Surtout, grâce à cela, il sera plus facile de repartir, après avoir « aplati la courbe ». Alors, il faudra plus de solidarité encore au sein de chaque pays et entre eux, dans la zone euro. Ce sont des politiques monétaires plus accommodantes, budgétaires plus amples, monétaires et budgétaires plus courageuses, dans la zone, pour lancer des Eurobonds-Santé, solidaires entre membres.
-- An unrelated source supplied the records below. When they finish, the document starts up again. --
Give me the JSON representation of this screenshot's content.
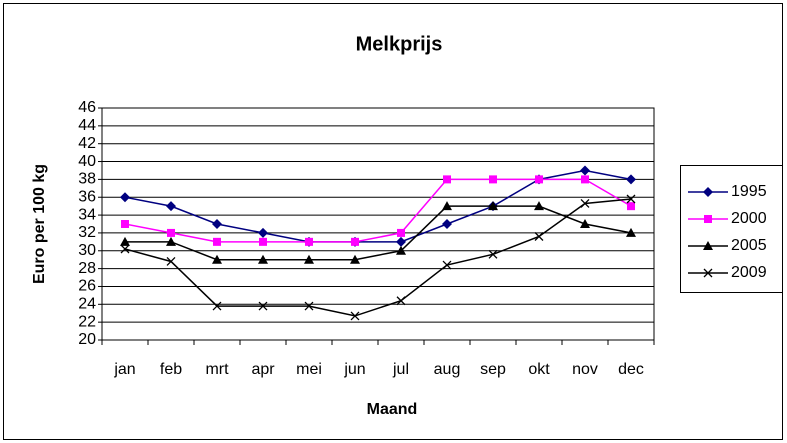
{
  "chart_data": {
    "type": "line",
    "title": "Melkprijs",
    "x_label": "Maand",
    "y_label": "Euro per 100 kg",
    "categories": [
      "jan",
      "feb",
      "mrt",
      "apr",
      "mei",
      "jun",
      "jul",
      "aug",
      "sep",
      "okt",
      "nov",
      "dec"
    ],
    "ylim": [
      20,
      46
    ],
    "yticks": [
      20,
      22,
      24,
      26,
      28,
      30,
      32,
      34,
      36,
      38,
      40,
      42,
      44,
      46
    ],
    "grid": true,
    "legend": "right",
    "series": [
      {
        "name": "1995",
        "color": "#000080",
        "marker": "diamond",
        "values": [
          36,
          35,
          33,
          32,
          31,
          31,
          31,
          33,
          35,
          38,
          39,
          38
        ]
      },
      {
        "name": "2000",
        "color": "#ff00ff",
        "marker": "square",
        "values": [
          33,
          32,
          31,
          31,
          31,
          31,
          32,
          38,
          38,
          38,
          38,
          35
        ]
      },
      {
        "name": "2005",
        "color": "#000000",
        "marker": "triangle",
        "values": [
          31,
          31,
          29,
          29,
          29,
          29,
          30,
          35,
          35,
          35,
          33,
          32
        ]
      },
      {
        "name": "2009",
        "color": "#000000",
        "marker": "x",
        "values": [
          30.2,
          28.8,
          23.8,
          23.8,
          23.8,
          22.7,
          24.4,
          28.4,
          29.6,
          31.6,
          35.3,
          35.8
        ]
      }
    ]
  }
}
Et pourquoi pas pour aider à financer le chômage partiel. Il ne s’agit pas, comme on l’entend souvent, d’être « prêt à aider un pays en grave difficulté financière », l’Italie, au hasard, mais de l’aider avant ! On croyait que le virus avait appris qu’il valait mieux prévenir qu’essayer de guérir !

 

La zone euro et l’euro nous ont évité le pire de l’effondrement, il faut aujourd’hui permettre de se relever. Là encore, ils sont indispensables, mais doivent se presser en s’unissant plus.